– Вот это спич, – сказал Лев Антоныч.
– Боже, теперь я понял, как ты все эти рабочие места получила. Если бы у меня была своя фирма, я бы тебя прямо сейчас директором назначил. У тебя есть твиттер? Я хочу узнавать все твои новые мысли, – сказал Волгушев.
– У меня есть инстаграм. Я пощу там, какой новый плащ купила и где побывала в отпуске. Я говорю только, что надо меньше жалеть себя, не надеяться на других, а больше работать самому. Понятно? Вот моя главная мысль.
– Лёля, ну в самом деле…
– Да я согласен полностью. Зачем ты, Лев Антоныч, перебиваешь жену, она кругом права.
Плавина шумно выдохнула и, опустив плечи, повернулась к мужу:
– Вломи мне, Лев Антоныч. Что-то я от себя устала.
Лев Антоныч испуганно посмотрел на Волгушева:
– Я ее совсем не бью. Это только присказка такая.
Плавина подалась к Волгушеву. Ее глаза покраснели, в уголках блестела влага.
– Ты прости меня, Петя, если я грублю тебе. Так на работе умоталась, что хоть запирайся в ванной и рыдай. У меня, видишь, даже глаз дергается, – она потрогала веко.
– Это от кофе, – пояснил Лев Антоныч.
– Совершенно не обижаюсь, Елена Александровна. С таким удовольствием давно ни с кем не разговаривал.
– Откуда ты мое отчество знаешь, гад?
– На линкедине посмотрел.
Плавина быстро утерла глаза костяшками, взяла ладонь Волгушева в руку и поводила указательным пальцем по линиям.
– Как твоя бывшая жена поживает?
– Неожиданный вопрос. Не знаю. Что мне предначертано? Я женюсь в этом месяце или уже нет? Не слежу за ней. Стала тестировщицей, переехала в Черногорию. Может, родила уже.
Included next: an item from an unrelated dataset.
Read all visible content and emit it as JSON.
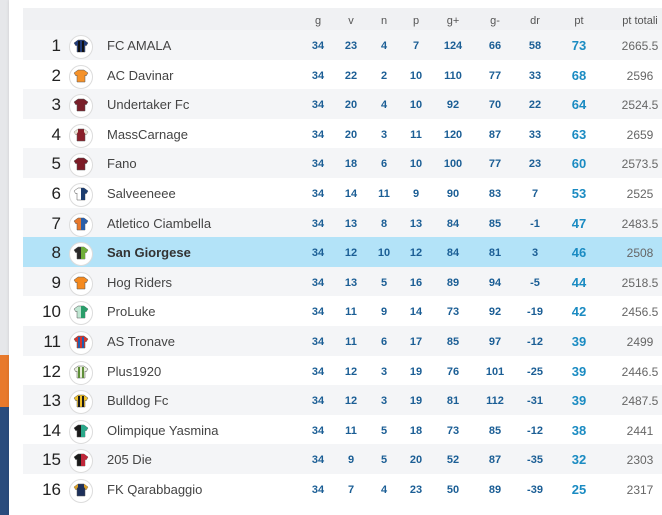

– Справедливости ради, она всегда была похожа на человека, который назовет дочку Евой или сына Прохором, – непонятно чему сочувствуя, проговорил Лев Антоныч.
Плавина и Волгушев разом подняли на него глаза.
– Ничего себе ты ядовитая личность!
– С вами поневоле нахватаешься, – стал оправдываться он.
– Все забывал у Льва Антоныча спросить, а как вы познакомились?
Плавина отпустила руку Волгушева и немного покраснела. Плавин старался скрыть довольную улыбку, но его так распирало, что он стал ерзать на стуле. Плавина посмотрела на мужа, усмехнулась и рассказала, что поступила на юрфак потому, что туда поступил мальчик из ее класса, который ей нравился. Лев Антоныч попал с ней в одну группу, когда перевелся на четвертом курсе с филфака.
– А остальное, извини, не твое дело.
– Что-то стыдное?
– Конечно, – гордо сказала Плавина. – Разве может настоящее чувство быть не стыдным в пересказе.
– Мы случайно узнали, что оба в одно и то же время прогуливали школу в десятом классе, – задушевным голосом сказал Плавин. – Каждый у себя в районе, но параллельно. Только я дома сидел и в GTA играл, а она в районную библиотеку ходила и там читала.
– Ну и совсем не стыдно, – удивился Волгушев.
– На первые свидания, – продолжил Плавин, – она всегда брала с собой фляжечку с коньяком и как-то так напилась от волнения, что мы час просидели во дворе на Карла Маркса на скамейке. Она положила мне голову на колени и не шевелилась. Только так удерживалась, чтобы не сблевать.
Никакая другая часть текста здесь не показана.